By inputing the above information, the nearest neigbor algorithm gives the following.

In [18]:
Calories = 300 #Kcal
Carbohydrates = 32 #g
Protein = 15 #g
Fat = 13 #g
Sugar = 7 #g
Sodium = 720  #mg

Sodium = Sodium * 0.001 #Changes to gram
Columns = ['Carbohydrates','Protein','Fat','Sugar','Sodium']
Values = np.array([Carbohydrates, Protein, Fat, Sugar, Sodium]) / Calories

Values = pd.DataFrame(dict(zip(Columns, Values)), index = [0])

print(data_McDonalds.iloc[Nearest.kneighbors(Values,n_neighbors = 1)[1][0][0]]['Food Name'])

Hamburger


This time, I will input a set of information of a McDonalds menu that was not part of the fit sample. Sausage Burrito🌯

![Screen Shot 2022-04-11 at 11.59.13 PM.png](attachment:225bc75c-00c3-4d6b-9c75-e66bc5325237.png)

[Source Link](https://www.mcdonalds.com/us/en-us/product/sausage-burrito.html)

In [19]:
Calories = 310 #Kcal
Carbohydrates = 25 #g
Protein = 13 #g
Fat = 17 #g
Sugar = 2 #g
Sodium = 800  #mg

Sodium = Sodium * 0.001 #Changes to gram
Columns = ['Carbohydrates','Protein','Fat','Sugar','Sodium']
Values = np.array([Carbohydrates, Protein, Fat, Sugar, Sodium]) / Calories

Values = pd.DataFrame(dict(zip(Columns, Values)), index = [0])

print(data_McDonalds.iloc[Nearest.kneighbors(Values,n_neighbors = 1)[1][0][0]]['Food Name'])

Cheese Burger


Lastly, Hot Chocolate🍫

![Screen Shot 2022-04-12 at 12.03.00 AM.png](attachment:db3e15db-9ca5-488c-b836-c3507bdd89bf.png)

[Source Link](https://www.mcdonalds.com/us/en-us/product/hot-chocolate-small.html)

In [20]:
Calories = 370 #Kcal
Carbohydrates = 52 #g
Protein = 11 #g
Fat = 14 #g
Sugar = 48 #g
Sodium = 170  #mg

Sodium = Sodium * 0.001 #Changes to gram
Columns = ['Carbohydrates','Protein','Fat','Sugar','Sodium']
Values = np.array([Carbohydrates, Protein, Fat, Sugar, Sodium]) / Calories

Values = pd.DataFrame(dict(zip(Columns, Values)), index = [0])

print(data_McDonalds.iloc[Nearest.kneighbors(Values,n_neighbors = 1)[1][0][0]]['Food Name'])

Strawberry Sundae


<ins>Possible Next Steps</ins>

- The scaling that I used might be ineffective/insignificant measure.

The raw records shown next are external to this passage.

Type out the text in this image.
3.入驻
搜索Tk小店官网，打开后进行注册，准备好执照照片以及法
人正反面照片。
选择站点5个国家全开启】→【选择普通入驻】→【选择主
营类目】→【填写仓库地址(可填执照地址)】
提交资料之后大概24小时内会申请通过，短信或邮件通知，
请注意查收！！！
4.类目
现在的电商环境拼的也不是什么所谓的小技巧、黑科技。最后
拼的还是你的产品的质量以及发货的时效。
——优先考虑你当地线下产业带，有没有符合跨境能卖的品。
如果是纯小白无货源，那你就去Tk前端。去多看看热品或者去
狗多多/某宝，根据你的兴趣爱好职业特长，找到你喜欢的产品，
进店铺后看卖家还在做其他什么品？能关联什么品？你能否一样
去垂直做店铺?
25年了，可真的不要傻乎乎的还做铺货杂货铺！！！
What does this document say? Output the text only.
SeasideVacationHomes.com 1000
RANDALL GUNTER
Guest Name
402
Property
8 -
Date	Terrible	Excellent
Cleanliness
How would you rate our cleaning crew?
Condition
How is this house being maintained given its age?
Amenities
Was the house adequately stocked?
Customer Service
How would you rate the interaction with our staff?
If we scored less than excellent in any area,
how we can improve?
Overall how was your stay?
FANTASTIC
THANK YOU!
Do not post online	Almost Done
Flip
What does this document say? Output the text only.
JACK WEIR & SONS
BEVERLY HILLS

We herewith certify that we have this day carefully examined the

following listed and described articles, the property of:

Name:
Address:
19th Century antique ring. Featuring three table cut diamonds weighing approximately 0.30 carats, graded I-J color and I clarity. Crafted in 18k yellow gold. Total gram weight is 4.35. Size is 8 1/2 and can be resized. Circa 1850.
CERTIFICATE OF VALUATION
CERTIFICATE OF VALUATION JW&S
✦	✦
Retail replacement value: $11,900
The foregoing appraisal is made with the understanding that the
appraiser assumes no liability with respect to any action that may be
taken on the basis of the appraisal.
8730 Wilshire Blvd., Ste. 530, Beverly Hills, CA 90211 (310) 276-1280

- There may be incosistent/incorrect data entries to be dealt with.

- As seen from the McDonalds subset creating section, there seems to be many values with two 'Year Constructed' Values. Perhaps those were times when data was collected. Perhaps data from a certain year can be deleted.